L'Italie la nuit, Jean Védrines


Une interpellation dans la grande gare de Termini, et voici que les Pouilles surgissent dans tout leur éclat brutal et leur poésie chantante, dans la douleur de l'exil et de l'abandon.


"Chez nous à Foggia, les gens parlent lent, c'est sûr, et bien long, infini dans leurs phrases, leurs histoires : la chute, la clef d'une anecdote, on les repousse au lendemain, à la semaine, à la saison. Mais personne ne noie ses petits mots, ne trempe ses voyelles - des belles filles, blanches et brunes, blondes et dorées, dans l'écume sale, la moiteur saumâtre de la mer épaisse, brouillée. Ce qu'on parle ici ressemble à de l'italien vif et clair, tout de même, et se comprend mieux que le romain rugueux, sonore, des Borghetti, ou le napolitain nasillard, ricaneur".

Foggia, son locale avec "patron-bedaine" et habitués, ses querelles de campaniles, sa galerie de personnages plus vrais que nature qu'on entend parler au sens propre, et les Pouilles, les Pouilles, les Pouilles sous toutes leurs coutures, "la lumière, ce ciel bleu sombre, cet éblouissement grec", ses "routes rectilignes, des droites infinies, irréelles".

Une petite déception, avec une lecture qui se termine sur un sentiment mitigé, pour ce bouquin pourtant repéré de longue date.

Il y a d'abord ce titre époustouflant. Il y a ensuite le style, éblouissant, le prodige d'une langue inventive et qui restituerait presque l'italien - on a quasiment l'impression d'une traduction - j'en retrouve mon père ! La réussite de l'écriture tient à la transcription littérale de  l'oralité gouailleuse du Sud, évoquant les gourmandes traductions de Camilleri par Quadruppani.

Pourtant, l'affaire est plutôt déroutante ; une difficulté à démarrer véritablement la lecture, puis finalement à y entrer tout à fait, du fait d'une structure éclatée, fragmentaire, qui perd un peu son lecteur dans les méandres d'un récit décousu, qui a le charme de l'anecdote où l'on croise aussi bien Visconti que Frédéric II, Benedetto Croce ou Antonio Gramsci (quels raconteurs d'histoires que ces Italiens !), mais pas celui de la cohérence et du livre "bon compagnon de lit".

Ce qui n'empêche pas de se régaler des sublimes descriptions d'un Mezzogiorno qui me manque déjà ... "Matera se souvient de ses saints, de ses ermites au rocher.

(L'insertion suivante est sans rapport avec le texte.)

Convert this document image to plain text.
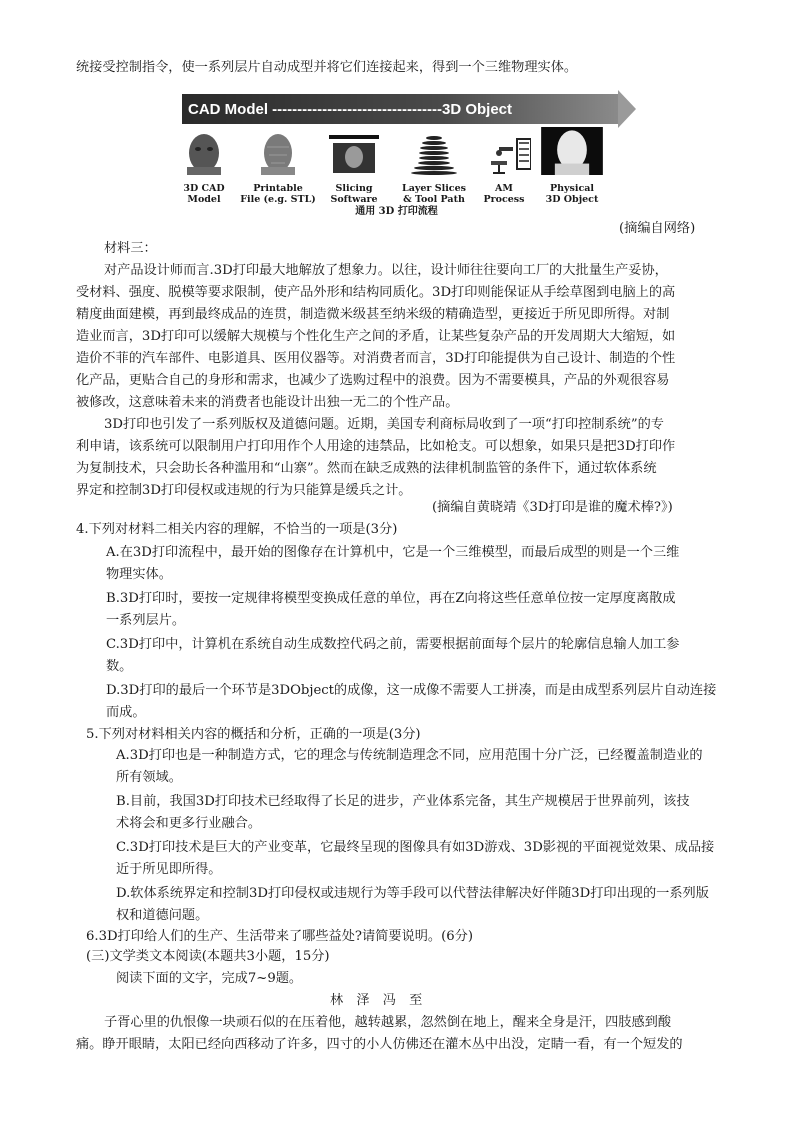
统接受控制指令，使一系列层片自动成型并将它们连接起来，得到一个三维物理实体。
CAD Model ----------------------------------3D Object
3D CAD
Model
Printable
File (e.g. STL)
Slicing
Software
Layer Slices
& Tool Path
AM
Process
Physical
3D Object
通用 3D 打印流程
(摘编自网络)
材料三：
对产品设计师而言.3D打印最大地解放了想象力。以往，设计师往往要向工厂的大批量生产妥协，
受材料、强度、脱模等要求限制，使产品外形和结构同质化。3D打印则能保证从手绘草图到电脑上的高
精度曲面建模，再到最终成品的连贯，制造微米级甚至纳米级的精确造型，更接近于所见即所得。对制
造业而言，3D打印可以缓解大规模与个性化生产之间的矛盾，让某些复杂产品的开发周期大大缩短，如
造价不菲的汽车部件、电影道具、医用仪器等。对消费者而言，3D打印能提供为自己设计、制造的个性
化产品，更贴合自己的身形和需求，也减少了选购过程中的浪费。因为不需要模具，产品的外观很容易
被修改，这意味着未来的消费者也能设计出独一无二的个性产品。
3D打印也引发了一系列版权及道德问题。近期，美国专利商标局收到了一项“打印控制系统”的专
利申请，该系统可以限制用户打印用作个人用途的违禁品，比如枪支。可以想象，如果只是把3D打印作
为复制技术，只会助长各种滥用和“山寨”。然而在缺乏成熟的法律机制监管的条件下，通过软体系统
界定和控制3D打印侵权或违规的行为只能算是缓兵之计。
(摘编自黄晓靖《3D打印是谁的魔术棒?》)
4.下列对材料二相关内容的理解，不恰当的一项是(3分)
A.在3D打印流程中，最开始的图像存在计算机中，它是一个三维模型，而最后成型的则是一个三维
物理实体。
B.3D打印时，要按一定规律将模型变换成任意的单位，再在Z向将这些任意单位按一定厚度离散成
一系列层片。
C.3D打印中，计算机在系统自动生成数控代码之前，需要根据前面每个层片的轮廓信息输人加工参
数。
D.3D打印的最后一个环节是3DObject的成像，这一成像不需要人工拼凑，而是由成型系列层片自动连接
而成。
5.下列对材料相关内容的概括和分析，正确的一项是(3分)
A.3D打印也是一种制造方式，它的理念与传统制造理念不同，应用范围十分广泛，已经覆盖制造业的
所有领域。
B.目前，我国3D打印技术已经取得了长足的进步，产业体系完备，其生产规模居于世界前列，该技
术将会和更多行业融合。
C.3D打印技术是巨大的产业变革，它最终呈现的图像具有如3D游戏、3D影视的平面视觉效果、成品接
近于所见即所得。
D.软体系统界定和控制3D打印侵权或违规行为等手段可以代替法律解决好伴随3D打印出现的一系列版
权和道德问题。
6.3D打印给人们的生产、生活带来了哪些益处?请简要说明。(6分)
(三)文学类文本阅读(本题共3小题，15分)
阅读下面的文字，完成7~9题。
林　泽　冯　至
子胥心里的仇恨像一块顽石似的在压着他，越转越累，忽然倒在地上，醒来全身是汗，四肢感到酸
痛。睁开眼睛，太阳已经向西移动了许多，四寸的小人仿佛还在灌木丛中出没，定睛一看，有一个短发的
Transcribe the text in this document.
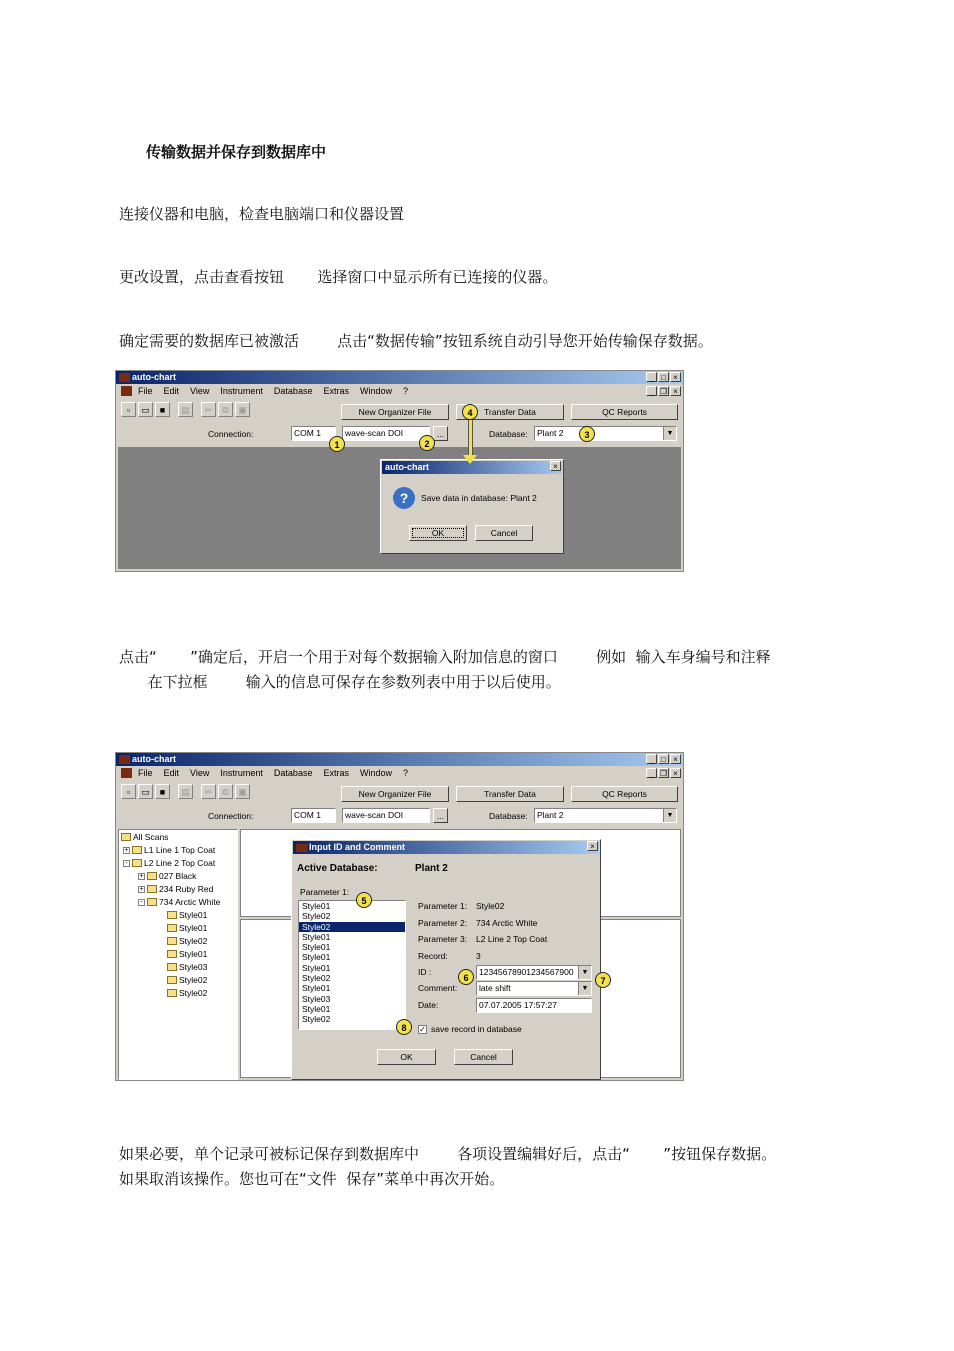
传输数据并保存到数据库中
连接仪器和电脑，检查电脑端口和仪器设置
更改设置，点击查看按钮       选择窗口中显示所有已连接的仪器。
确定需要的数据库已被激活        点击“数据传输”按钮系统自动引导您开始传输保存数据。
auto-chart	_ □ ×
File Edit View Instrument Database Extras Window ?	_ ❐ ×
▫	▭	■	▤	✂	⧉	▣	New Organizer File	Transfer Data	QC Reports
Connection:	COM 1	wave-scan DOI	...	Database:	Plant 2	▼
auto-chart	×
?	Save data in database: Plant 2
OK	Cancel
1	2
3
4
点击“       ”确定后，开启一个用于对每个数据输入附加信息的窗口        例如  输入车身编号和注释
在下拉框        输入的信息可保存在参数列表中用于以后使用。
auto-chart	_ □ ×
File Edit View Instrument Database Extras Window ?	_ ❐ ×
▫	▭	■	▤	✂	⧉	▣	New Organizer File	Transfer Data	QC Reports
Connection:	COM 1	wave-scan DOI	...	Database:	Plant 2	▼
All Scans
+ L1 Line 1 Top Coat
- L2 Line 2 Top Coat
+ 027 Black
+ 234 Ruby Red
- 734 Arctic White
Style01
Style01
Style02
Style01
Style03
Style02
Style02
Input ID and Comment	×
Active Database:	Plant 2
Parameter 1:
Style01
Style02
Style02
Style01
Style01
Style01
Style01
Style02
Style01
Style03
Style01
Style02
Parameter 1: Style02
Parameter 2: 734 Arctic White
Parameter 3: L2 Line 2 Top Coat
Record:	3
ID :	12345678901234567900	▼
Comment:	late shift	▼
Date:	07.07.2005 17:57:27
✓ save record in database
OK	Cancel
5
6	7
8
如果必要，单个记录可被标记保存到数据库中        各项设置编辑好后，点击“       ”按钮保存数据。
如果取消该操作。您也可在“文件  保存”菜单中再次开始。
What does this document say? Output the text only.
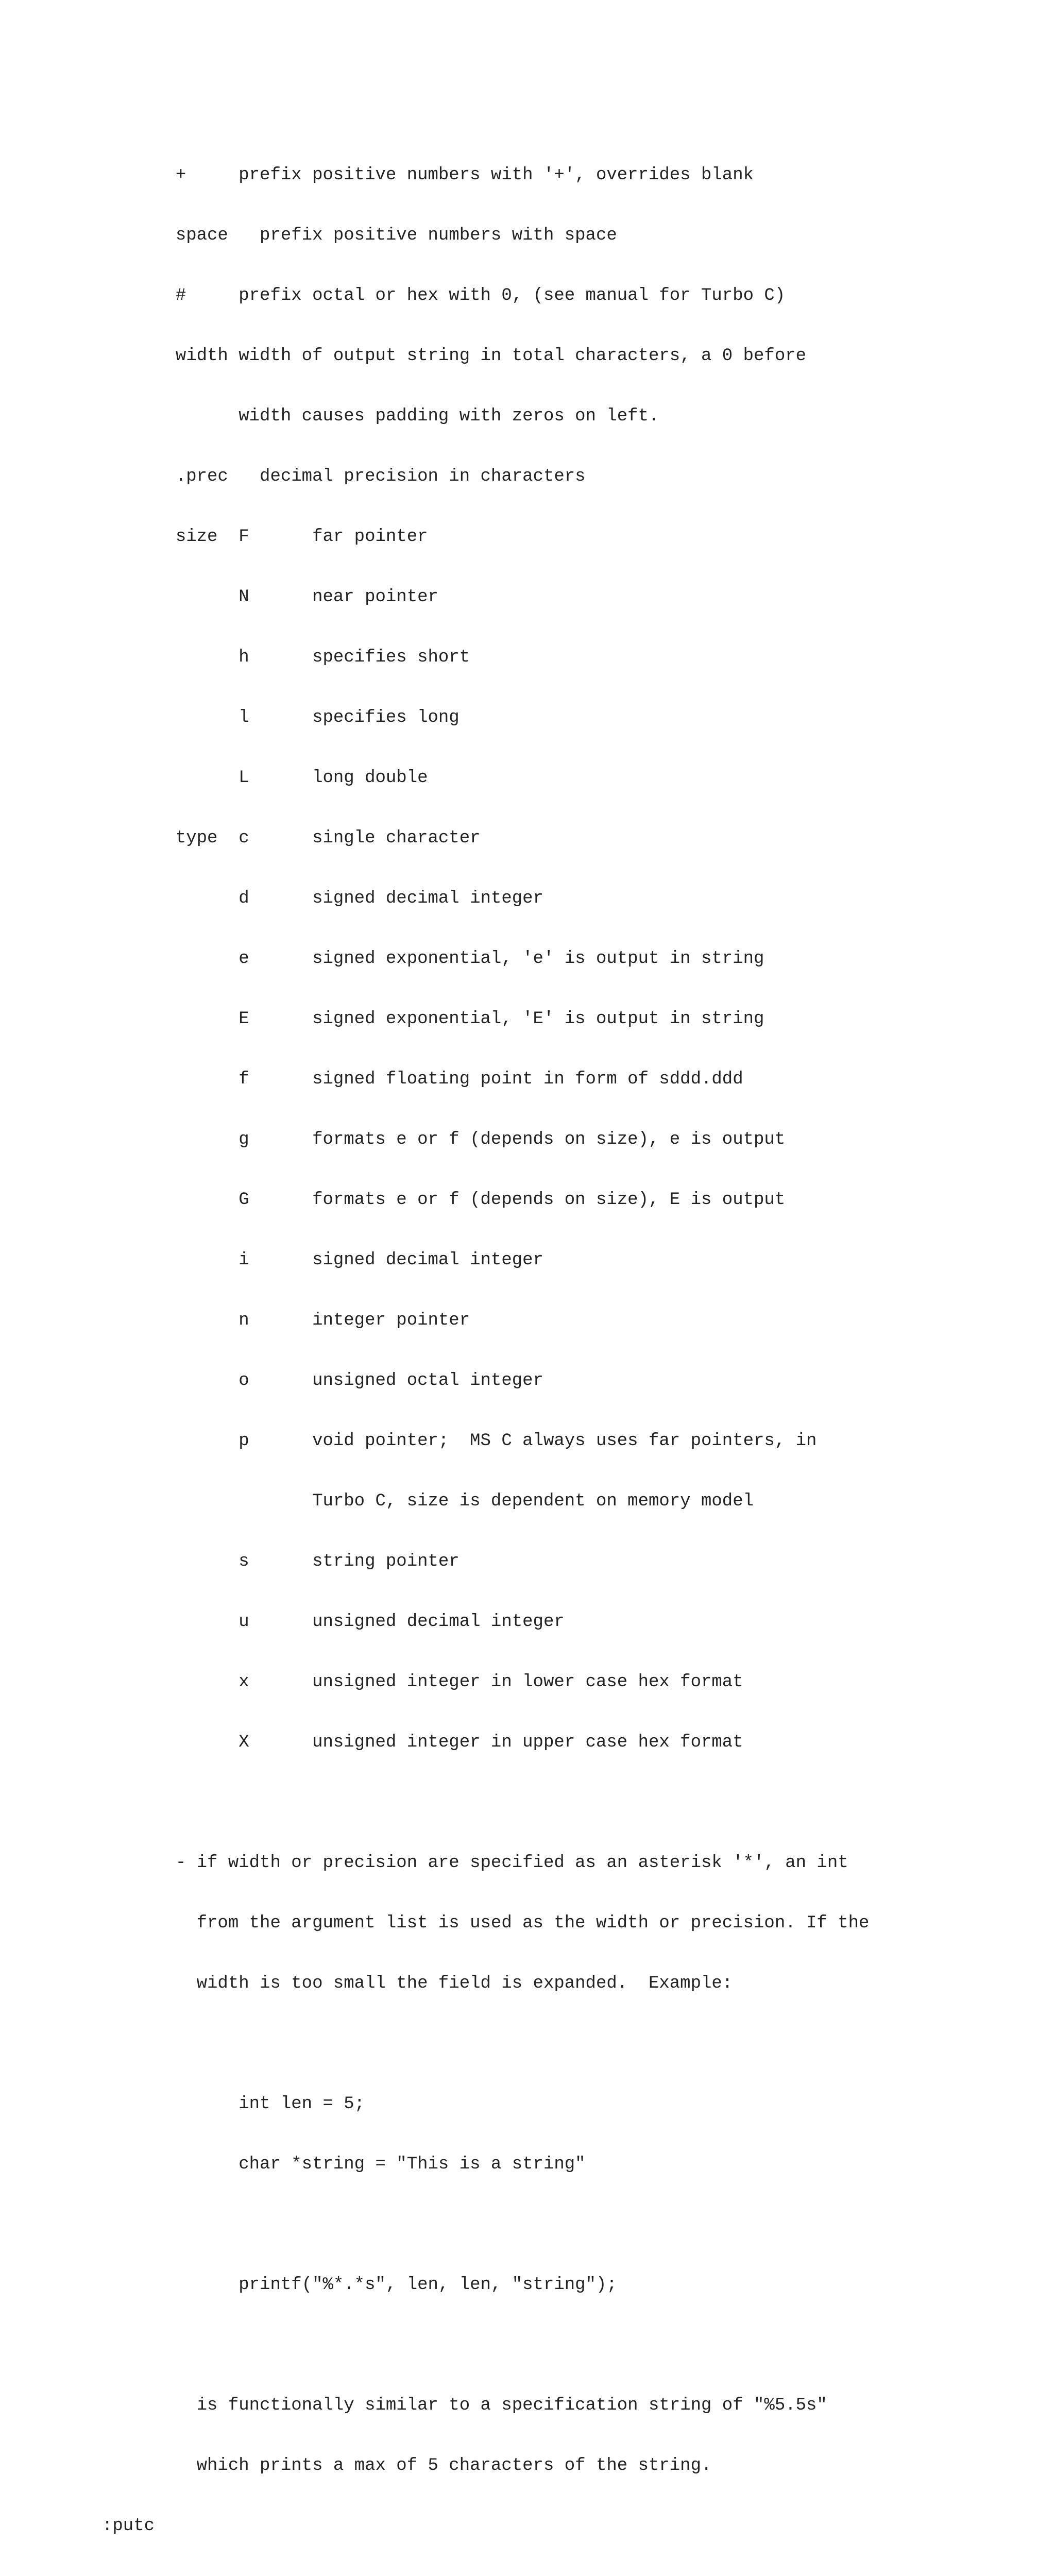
+     prefix positive numbers with '+', overrides blank

space   prefix positive numbers with space

#     prefix octal or hex with 0, (see manual for Turbo C)

width width of output string in total characters, a 0 before

width causes padding with zeros on left.

.prec   decimal precision in characters

size  F      far pointer

N      near pointer

h      specifies short

l      specifies long

L      long double

type  c      single character

d      signed decimal integer

e      signed exponential, 'e' is output in string

E      signed exponential, 'E' is output in string

f      signed floating point in form of sddd.ddd

g      formats e or f (depends on size), e is output

G      formats e or f (depends on size), E is output

i      signed decimal integer

n      integer pointer

o      unsigned octal integer

p      void pointer;  MS C always uses far pointers, in

Turbo C, size is dependent on memory model

s      string pointer

u      unsigned decimal integer

x      unsigned integer in lower case hex format

X      unsigned integer in upper case hex format

- if width or precision are specified as an asterisk '*', an int

from the argument list is used as the width or precision. If the

width is too small the field is expanded.  Example:

int len = 5;

char *string = "This is a string"

printf("%*.*s", len, len, "string");

is functionally similar to a specification string of "%5.5s"

which prints a max of 5 characters of the string.

:putc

C'est la seule ville d'Italie qui n'a pas besoin de curés, de cardinal à Mercedes noire et pompons violets, de bonnes sœurs en jupon et cornettes pour faire ses prières, son rosaire : les ruines chantent ! Puisque les bonshommes ne sont plus capables de rien, les sassi, les murs cassés, le pierrier des rues abandonnées soufflent des bouts de sainteté, bribes fortes, répétées, et la rivière bouillonne, siffle, gronde, mouline son murmure grave ou fait tinter ses clarines froides, argentines, envolées. Une grâce, cette ville, cette rocaille !"


Une lecture dans le cadre de mon "Objectif lune".